[patch 0/7] timers: Footprint diet and NOHZ overhead mitigation

* [patch 0/7] timers: Footprint diet and NOHZ overhead mitigation
@ 2015-05-26 22:50 Thomas Gleixner
  2015-05-26 22:50 ` [patch 1/7] timers: Sanitize catchup_timer_jiffies() usage Thomas Gleixner
                   ` (7 more replies)
  0 siblings, 8 replies; 34+ messages in thread
From: Thomas Gleixner @ 2015-05-26 22:50 UTC (permalink / raw)
  To: LKML
  Cc: Ingo Molnar, Peter Zijlstra, Paul McKenney, Frederic Weisbecker,
	Eric Dumazet, Viresh Kumar, John Stultz, Joonwoo Park,
	Wenbo Wang

I still have a couple of patches against the timer code in my review
list, but the more I look at them the more horrible I find them.

All these patches are related to the NOHZ stuff and try to mitigate
shortcomings with even more bandaids. And of course these bandaids
cost cycles and are a burden for timer heavy use cases like
networking.

Sadly enough the NOHZ crowd is happy to throw more and more crap at
the kernel and none of these people is even thinking about whether
this stuff could be solved in a different way.

After Eric mentioned in one of the recent discussions that the
timer_migration sysctl is not a lot of gain, I tried to mitigate at
least that issue. That caused me to look deeper and I came up with the
following patch series which:

  - Clean up the sloppy catchup timer jiffies stuff

  - Replace the hash bucket lists by hlists, which shrinks the wheel
    footprint by 50%

  - Replaces the timer base pointer in struct timer_list by a cpu
    index, which shrinks struct timer_list by 4 - 8 bytes depending on
    alignement and architecture.

  - Caches nohz_active and timer_migration in the timer per cpu bases,
    so we can avoid going through loops and hoops to figure that out.

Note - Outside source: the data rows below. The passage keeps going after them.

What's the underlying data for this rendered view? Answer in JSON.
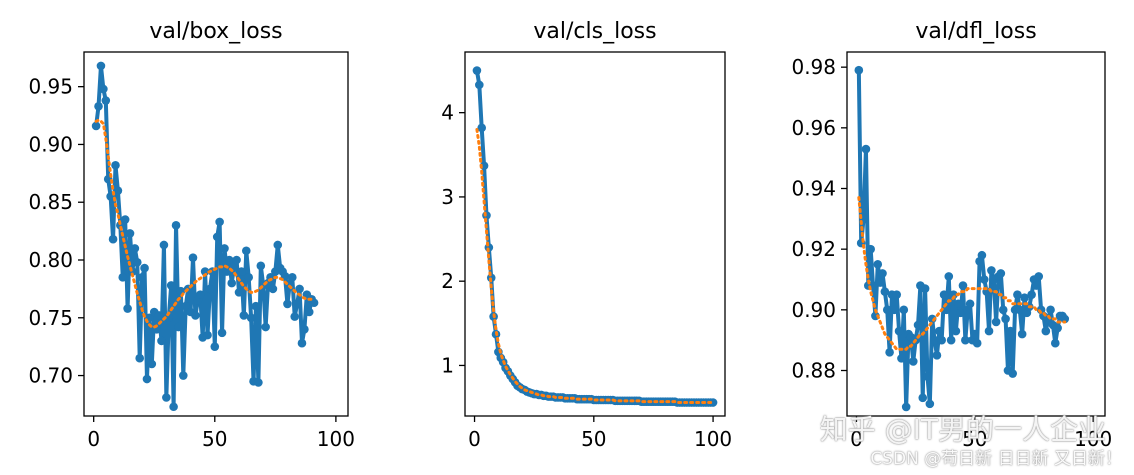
{
  "colors": {
    "series": "#1f77b4",
    "smooth": "#ff7f0e",
    "axis": "#000000"
  },
  "watermarks": {
    "zhihu": "知乎 @IT男的一人企业",
    "csdn": "CSDN @苟日新 日日新 又日新！"
  },
  "chart_data": [
    {
      "type": "line",
      "title": "val/box_loss",
      "xlim": [
        -4,
        105
      ],
      "ylim": [
        0.665,
        0.98
      ],
      "xticks": [
        0,
        50,
        100
      ],
      "yticks": [
        0.7,
        0.75,
        0.8,
        0.85,
        0.9,
        0.95
      ],
      "ytick_labels": [
        "0.70",
        "0.75",
        "0.80",
        "0.85",
        "0.90",
        "0.95"
      ],
      "x_start": 1,
      "series": [
        {
          "style": "solid-markers",
          "values": [
            0.916,
            0.933,
            0.968,
            0.948,
            0.938,
            0.87,
            0.855,
            0.818,
            0.882,
            0.86,
            0.83,
            0.785,
            0.835,
            0.758,
            0.823,
            0.79,
            0.81,
            0.798,
            0.715,
            0.785,
            0.793,
            0.697,
            0.75,
            0.71,
            0.755,
            0.74,
            0.752,
            0.73,
            0.813,
            0.681,
            0.75,
            0.778,
            0.673,
            0.83,
            0.742,
            0.773,
            0.7,
            0.76,
            0.775,
            0.755,
            0.802,
            0.752,
            0.765,
            0.77,
            0.733,
            0.79,
            0.735,
            0.775,
            0.79,
            0.725,
            0.82,
            0.833,
            0.737,
            0.81,
            0.79,
            0.8,
            0.78,
            0.795,
            0.8,
            0.772,
            0.79,
            0.752,
            0.808,
            0.785,
            0.75,
            0.695,
            0.76,
            0.694,
            0.795,
            0.778,
            0.742,
            0.78,
            0.785,
            0.775,
            0.79,
            0.813,
            0.793,
            0.79,
            0.786,
            0.762,
            0.78,
            0.785,
            0.751,
            0.762,
            0.775,
            0.728,
            0.74,
            0.77,
            0.755,
            0.766,
            0.763
          ]
        },
        {
          "style": "dotted",
          "values": [
            0.92,
            0.921,
            0.92,
            0.918,
            0.905,
            0.89,
            0.874,
            0.86,
            0.848,
            0.84,
            0.83,
            0.821,
            0.812,
            0.803,
            0.795,
            0.787,
            0.779,
            0.771,
            0.764,
            0.757,
            0.751,
            0.747,
            0.744,
            0.742,
            0.742,
            0.743,
            0.745,
            0.747,
            0.749,
            0.751,
            0.754,
            0.757,
            0.76,
            0.763,
            0.766,
            0.768,
            0.771,
            0.773,
            0.775,
            0.777,
            0.779,
            0.781,
            0.783,
            0.784,
            0.786,
            0.787,
            0.789,
            0.79,
            0.791,
            0.792,
            0.793,
            0.794,
            0.794,
            0.795,
            0.794,
            0.793,
            0.791,
            0.789,
            0.786,
            0.783,
            0.78,
            0.777,
            0.775,
            0.773,
            0.772,
            0.772,
            0.773,
            0.774,
            0.776,
            0.778,
            0.78,
            0.782,
            0.783,
            0.784,
            0.785,
            0.785,
            0.784,
            0.783,
            0.781,
            0.779,
            0.777,
            0.775,
            0.773,
            0.771,
            0.77,
            0.768,
            0.767,
            0.766,
            0.766,
            0.766,
            0.766
          ]
        }
      ]
    },
    {
      "type": "line",
      "title": "val/cls_loss",
      "xlim": [
        -4,
        105
      ],
      "ylim": [
        0.4,
        4.72
      ],
      "xticks": [
        0,
        50,
        100
      ],
      "yticks": [
        1,
        2,
        3,
        4
      ],
      "ytick_labels": [
        "1",
        "2",
        "3",
        "4"
      ],
      "x_start": 1,
      "series": [
        {
          "style": "solid-markers",
          "values": [
            4.5,
            4.33,
            3.82,
            3.37,
            2.78,
            2.4,
            2.04,
            1.58,
            1.37,
            1.16,
            1.09,
            1.04,
            0.97,
            0.93,
            0.88,
            0.84,
            0.8,
            0.76,
            0.74,
            0.72,
            0.71,
            0.69,
            0.68,
            0.67,
            0.66,
            0.66,
            0.65,
            0.65,
            0.64,
            0.64,
            0.63,
            0.63,
            0.63,
            0.62,
            0.62,
            0.62,
            0.62,
            0.61,
            0.61,
            0.61,
            0.61,
            0.61,
            0.6,
            0.6,
            0.6,
            0.6,
            0.6,
            0.6,
            0.6,
            0.59,
            0.59,
            0.59,
            0.59,
            0.59,
            0.59,
            0.59,
            0.59,
            0.59,
            0.58,
            0.58,
            0.58,
            0.58,
            0.58,
            0.58,
            0.58,
            0.58,
            0.58,
            0.58,
            0.58,
            0.57,
            0.57,
            0.57,
            0.57,
            0.57,
            0.57,
            0.57,
            0.57,
            0.57,
            0.57,
            0.57,
            0.57,
            0.57,
            0.57,
            0.57,
            0.56,
            0.56,
            0.56,
            0.56,
            0.56,
            0.56,
            0.56,
            0.56,
            0.56,
            0.56,
            0.56,
            0.56,
            0.56,
            0.56,
            0.56,
            0.56
          ]
        },
        {
          "style": "dotted",
          "values": [
            3.8,
            3.6,
            3.3,
            2.95,
            2.6,
            2.25,
            1.92,
            1.64,
            1.42,
            1.26,
            1.14,
            1.06,
            0.99,
            0.94,
            0.89,
            0.85,
            0.81,
            0.78,
            0.75,
            0.73,
            0.71,
            0.7,
            0.69,
            0.68,
            0.67,
            0.66,
            0.65,
            0.65,
            0.64,
            0.64,
            0.63,
            0.63,
            0.63,
            0.62,
            0.62,
            0.62,
            0.62,
            0.61,
            0.61,
            0.61,
            0.61,
            0.61,
            0.6,
            0.6,
            0.6,
            0.6,
            0.6,
            0.6,
            0.6,
            0.59,
            0.59,
            0.59,
            0.59,
            0.59,
            0.59,
            0.59,
            0.59,
            0.59,
            0.58,
            0.58,
            0.58,
            0.58,
            0.58,
            0.58,
            0.58,
            0.58,
            0.58,
            0.58,
            0.58,
            0.57,
            0.57,
            0.57,
            0.57,
            0.57,
            0.57,
            0.57,
            0.57,
            0.57,
            0.57,
            0.57,
            0.57,
            0.57,
            0.57,
            0.57,
            0.56,
            0.56,
            0.56,
            0.56,
            0.56,
            0.56,
            0.56,
            0.56,
            0.56,
            0.56,
            0.56,
            0.56,
            0.56,
            0.56,
            0.56,
            0.56
          ]
        }
      ]
    },
    {
      "type": "line",
      "title": "val/dfl_loss",
      "xlim": [
        -4,
        105
      ],
      "ylim": [
        0.865,
        0.985
      ],
      "xticks": [
        0,
        50,
        100
      ],
      "yticks": [
        0.88,
        0.9,
        0.92,
        0.94,
        0.96,
        0.98
      ],
      "ytick_labels": [
        "0.88",
        "0.90",
        "0.92",
        "0.94",
        "0.96",
        "0.98"
      ],
      "x_start": 1,
      "series": [
        {
          "style": "solid-markers",
          "values": [
            0.979,
            0.922,
            0.93,
            0.953,
            0.908,
            0.92,
            0.908,
            0.898,
            0.915,
            0.909,
            0.912,
            0.906,
            0.9,
            0.886,
            0.905,
            0.9,
            0.905,
            0.893,
            0.884,
            0.9,
            0.868,
            0.892,
            0.891,
            0.883,
            0.89,
            0.895,
            0.908,
            0.871,
            0.907,
            0.878,
            0.869,
            0.897,
            0.89,
            0.885,
            0.893,
            0.89,
            0.905,
            0.9,
            0.911,
            0.89,
            0.905,
            0.893,
            0.902,
            0.899,
            0.908,
            0.89,
            0.9,
            0.902,
            0.89,
            0.892,
            0.889,
            0.916,
            0.918,
            0.91,
            0.906,
            0.893,
            0.913,
            0.91,
            0.896,
            0.911,
            0.912,
            0.9,
            0.897,
            0.88,
            0.893,
            0.879,
            0.9,
            0.905,
            0.9,
            0.892,
            0.904,
            0.899,
            0.901,
            0.905,
            0.91,
            0.908,
            0.911,
            0.9,
            0.898,
            0.893,
            0.897,
            0.9,
            0.895,
            0.889,
            0.894,
            0.898,
            0.898,
            0.897
          ]
        },
        {
          "style": "dotted",
          "values": [
            0.937,
            0.929,
            0.921,
            0.915,
            0.91,
            0.906,
            0.903,
            0.9,
            0.898,
            0.896,
            0.894,
            0.892,
            0.891,
            0.89,
            0.889,
            0.888,
            0.887,
            0.887,
            0.887,
            0.887,
            0.887,
            0.888,
            0.888,
            0.889,
            0.89,
            0.891,
            0.892,
            0.892,
            0.893,
            0.894,
            0.895,
            0.896,
            0.897,
            0.898,
            0.899,
            0.9,
            0.901,
            0.902,
            0.903,
            0.903,
            0.904,
            0.905,
            0.905,
            0.906,
            0.906,
            0.906,
            0.907,
            0.907,
            0.907,
            0.907,
            0.907,
            0.907,
            0.907,
            0.907,
            0.907,
            0.907,
            0.906,
            0.906,
            0.906,
            0.905,
            0.905,
            0.904,
            0.904,
            0.903,
            0.903,
            0.902,
            0.902,
            0.902,
            0.902,
            0.902,
            0.902,
            0.902,
            0.901,
            0.901,
            0.901,
            0.9,
            0.9,
            0.899,
            0.899,
            0.898,
            0.898,
            0.897,
            0.897,
            0.897,
            0.896,
            0.896,
            0.896,
            0.896
          ]
        }
      ]
    }
  ]
}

This series applies against

    git://git.kernel.org/pub/scm/linux/kernel/git/tip/tip.git timer/core

With a pretty naive timer test module and a sched other cpu hog on an
isolated core I verified that I did not wreckage anything. The
following table shows the resulting CPU time of the hog for the
various scenarios.

	     nohz=on	      	nohz=on			nohz=off
	     timer_migration=on	timer_migration=off	    

Unpatched:   46.57%		46.87%			46.64%

Patched:     47.76%		48.20%			48.73%

Though, I do not trust my numbers, so I really hope that Eric or any
other power timer wheel user can throw a bunch of tests at it.

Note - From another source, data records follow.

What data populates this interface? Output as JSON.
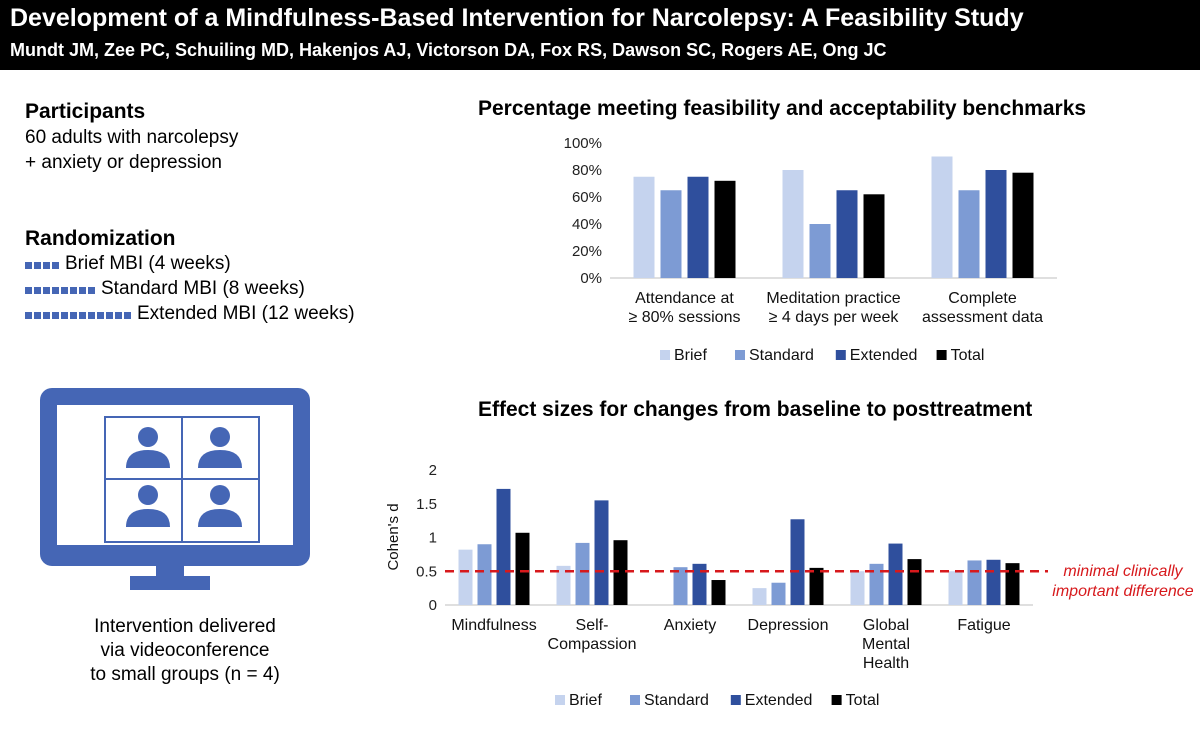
{
  "header": {
    "title": "Development of a Mindfulness-Based Intervention for Narcolepsy: A Feasibility Study",
    "authors": "Mundt JM, Zee PC, Schuiling MD, Hakenjos AJ, Victorson DA, Fox RS, Dawson SC, Rogers AE, Ong JC"
  },
  "participants": {
    "title": "Participants",
    "line1": "60 adults with narcolepsy",
    "line2": "+ anxiety or depression"
  },
  "randomization": {
    "title": "Randomization",
    "arms": [
      {
        "label": "Brief MBI (4 weeks)",
        "weeks": 4
      },
      {
        "label": "Standard MBI (8 weeks)",
        "weeks": 8
      },
      {
        "label": "Extended MBI (12 weeks)",
        "weeks": 12
      }
    ]
  },
  "intervention": {
    "caption_lines": [
      "Intervention delivered",
      "via videoconference",
      "to small groups (n = 4)"
    ],
    "icon": "videoconference-monitor-icon"
  },
  "colors": {
    "brief": "#c5d3ee",
    "standard": "#7d9bd4",
    "extended": "#2f4f9d",
    "total": "#000000",
    "icon_blue": "#4566b5",
    "reference_line": "#d7191c"
  },
  "chart_data": [
    {
      "type": "bar",
      "title": "Percentage meeting feasibility and acceptability benchmarks",
      "categories": [
        [
          "Attendance at",
          "≥ 80% sessions"
        ],
        [
          "Meditation practice",
          "≥ 4 days per week"
        ],
        [
          "Complete",
          "assessment data"
        ]
      ],
      "series": [
        {
          "name": "Brief",
          "values": [
            75,
            80,
            90
          ]
        },
        {
          "name": "Standard",
          "values": [
            65,
            40,
            65
          ]
        },
        {
          "name": "Extended",
          "values": [
            75,
            65,
            80
          ]
        },
        {
          "name": "Total",
          "values": [
            72,
            62,
            78
          ]
        }
      ],
      "ylim": [
        0,
        100
      ],
      "yticks": [
        0,
        20,
        40,
        60,
        80,
        100
      ],
      "ytick_labels": [
        "0%",
        "20%",
        "40%",
        "60%",
        "80%",
        "100%"
      ],
      "xlabel": "",
      "ylabel": "",
      "legend": "bottom"
    },
    {
      "type": "bar",
      "title": "Effect sizes for changes from baseline to posttreatment",
      "categories": [
        [
          "Mindfulness"
        ],
        [
          "Self-",
          "Compassion"
        ],
        [
          "Anxiety"
        ],
        [
          "Depression"
        ],
        [
          "Global",
          "Mental",
          "Health"
        ],
        [
          "Fatigue"
        ]
      ],
      "series": [
        {
          "name": "Brief",
          "values": [
            0.82,
            0.58,
            null,
            0.25,
            0.5,
            0.5
          ]
        },
        {
          "name": "Standard",
          "values": [
            0.9,
            0.92,
            0.56,
            0.33,
            0.61,
            0.66
          ]
        },
        {
          "name": "Extended",
          "values": [
            1.72,
            1.55,
            0.61,
            1.27,
            0.91,
            0.67
          ]
        },
        {
          "name": "Total",
          "values": [
            1.07,
            0.96,
            0.37,
            0.55,
            0.68,
            0.62
          ]
        }
      ],
      "ylim": [
        0,
        2
      ],
      "yticks": [
        0,
        0.5,
        1,
        1.5,
        2
      ],
      "ytick_labels": [
        "0",
        "0.5",
        "1",
        "1.5",
        "2"
      ],
      "xlabel": "",
      "ylabel": "Cohen's d",
      "reference_line": {
        "value": 0.5,
        "label_lines": [
          "minimal clinically",
          "important difference"
        ]
      },
      "legend": "bottom"
    }
  ]
}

Now some more rant about the whole NOHZ issues. The timer wheel is
fundamentally unfriendly for NOHZ because:

  - it's impossible to keep reliably track of the next expiring timer

  - finding the next expiring timer is in the worst case O(N) and
    involves touching a gazillion of cache lines

The other disaster area is the nohz timer migration mechanism. I think
it's fundamentally broken. 

 - We decide at timer enqueue time, on which CPU we queue the timer,
   based on cpu idle heuristics which even fails to recognize that a
   cpu is really busy with interrupt and softirq processing (reported
   by Eric).

 - When moving a timer to some "non-idle" CPU we speculate about the
   system situation in the future (at timer expiry time). This kinda
   works for limited scenarios (NOHZ_FULL and constraint power saving
   on mobile devices). But it is pretty much nonsensical for
   everything else. For network heavy workloads it can be even
   outright wrong and dangerous as Eric explained.

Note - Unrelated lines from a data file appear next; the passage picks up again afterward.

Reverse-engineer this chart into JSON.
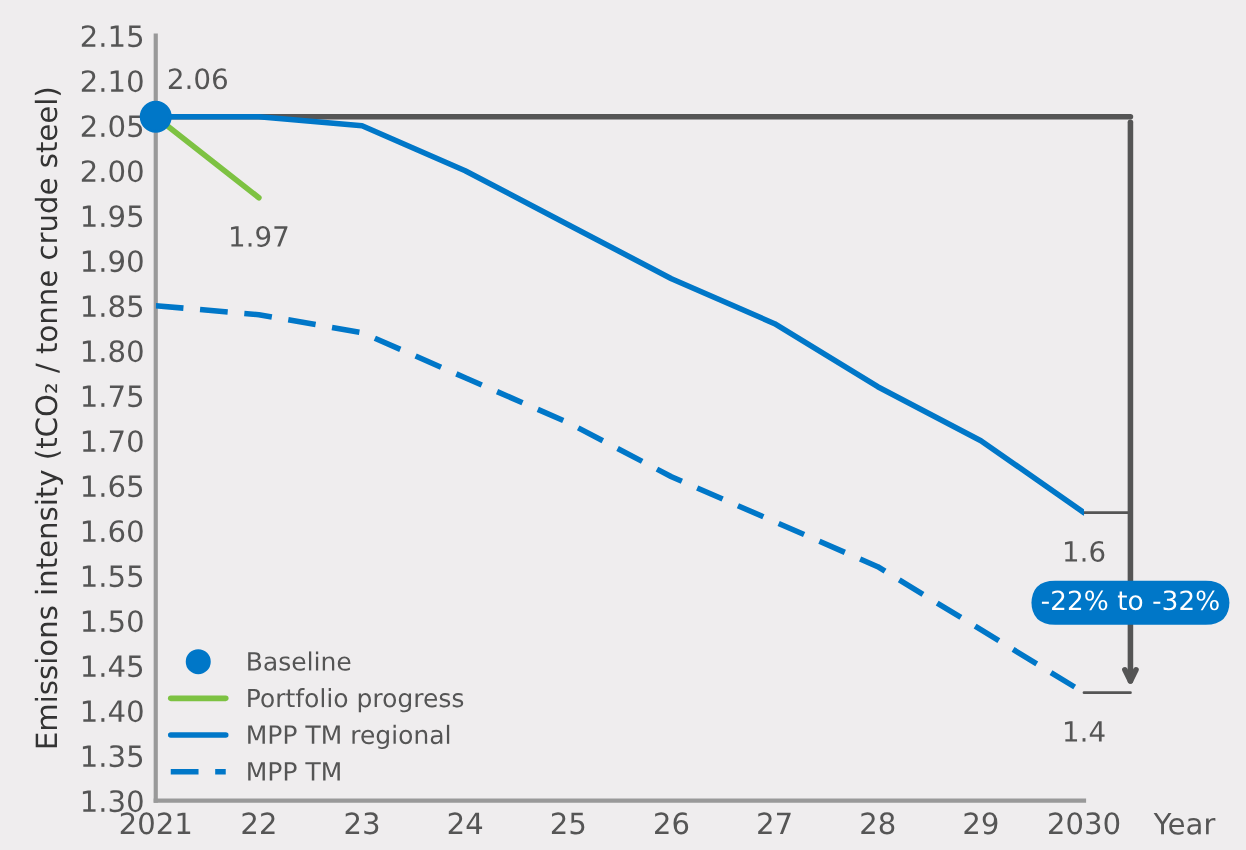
{
  "chart_data": {
    "type": "line",
    "xlabel": "Year",
    "ylabel": "Emissions intensity (tCO₂ / tonne crude steel)",
    "x": [
      2021,
      2022,
      2023,
      2024,
      2025,
      2026,
      2027,
      2028,
      2029,
      2030
    ],
    "xlim": [
      2021,
      2030
    ],
    "xticks": [
      2021,
      {
        "value": 2022,
        "label": "22"
      },
      {
        "value": 2023,
        "label": "23"
      },
      {
        "value": 2024,
        "label": "24"
      },
      {
        "value": 2025,
        "label": "25"
      },
      {
        "value": 2026,
        "label": "26"
      },
      {
        "value": 2027,
        "label": "27"
      },
      {
        "value": 2028,
        "label": "28"
      },
      {
        "value": 2029,
        "label": "29"
      },
      2030
    ],
    "ylim": [
      1.3,
      2.15
    ],
    "yticks": [
      {
        "value": 1.3,
        "label": "1.30"
      },
      1.35,
      {
        "value": 1.4,
        "label": "1.40"
      },
      1.45,
      {
        "value": 1.5,
        "label": "1.50"
      },
      1.55,
      {
        "value": 1.6,
        "label": "1.60"
      },
      1.65,
      {
        "value": 1.7,
        "label": "1.70"
      },
      1.75,
      {
        "value": 1.8,
        "label": "1.80"
      },
      1.85,
      {
        "value": 1.9,
        "label": "1.90"
      },
      1.95,
      {
        "value": 2.0,
        "label": "2.00"
      },
      2.05,
      {
        "value": 2.1,
        "label": "2.10"
      },
      2.15
    ],
    "series": [
      {
        "name": "Baseline",
        "type": "scatter",
        "marker": "circle",
        "color": "#0077c8",
        "values": [
          2.06,
          null,
          null,
          null,
          null,
          null,
          null,
          null,
          null,
          null
        ],
        "value_labels": [
          "2.06",
          null,
          null,
          null,
          null,
          null,
          null,
          null,
          null,
          null
        ]
      },
      {
        "name": "Portfolio progress",
        "color": "#7dc242",
        "line_style": "solid",
        "values": [
          2.06,
          1.97,
          null,
          null,
          null,
          null,
          null,
          null,
          null,
          null
        ],
        "value_labels": [
          null,
          "1.97",
          null,
          null,
          null,
          null,
          null,
          null,
          null,
          null
        ]
      },
      {
        "name": "MPP TM regional",
        "color": "#0077c8",
        "line_style": "solid",
        "values": [
          2.06,
          2.06,
          2.05,
          2.0,
          1.94,
          1.88,
          1.83,
          1.76,
          1.7,
          1.62
        ],
        "value_labels": [
          null,
          null,
          null,
          null,
          null,
          null,
          null,
          null,
          null,
          "1.6"
        ]
      },
      {
        "name": "MPP TM",
        "color": "#0077c8",
        "line_style": "dashed",
        "values": [
          1.85,
          1.84,
          1.82,
          1.77,
          1.72,
          1.66,
          1.61,
          1.56,
          1.49,
          1.42
        ],
        "value_labels": [
          null,
          null,
          null,
          null,
          null,
          null,
          null,
          null,
          null,
          "1.4"
        ]
      }
    ],
    "ref_lines": [
      {
        "axis": "y",
        "value": 2.06,
        "color": "#555555"
      }
    ],
    "annotations": [
      "-22% to -32%"
    ],
    "grid": false,
    "legend": "bottom left",
    "marker": "none"
  }
}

So we really need to put a full stop at all this NOHZ tinkering and
think about proper solutions. I'm not going to merge any NOHZ related
features^Whacks before the existing problems are not solved. In
hindsight I should have done that earlier, but it's never too late.

So we need to address two issues:

1) Keeping track of the first expiring timer in the wheel.

   Don't even think about rbtrees or such, it just wont work, but I'm
   willing to accept prove of the contrary.

   One of the ideas I had a long time ago is to have a wheel
   implementation, which does never cascade and therefor provides
   different levels of granularity per wheel level.

   LVL0	   1  jiffy granularity
   LVL1	   8  jiffies granularity
   LVL1	   64 jiffies granularity
   ....

   This requires more levels than the classic timer wheel, so its not
   feasible from a memory consumption POV.

   But we can have a compromise and put all 'soon' expiring timers
   into these fancy new wheels and stick all 'far out' timers into the
   last level of the wheel and cascade them occasionally.

   That should work because:

     - Most timers are short term expiry (< 1h)
     - Most timers are canceled before expiry

   So we need a sensible upper bound of levels and get the following
   properties:

   	- Natural batching (no more slack magic). This might also help
          networking to avoid rearming of timers.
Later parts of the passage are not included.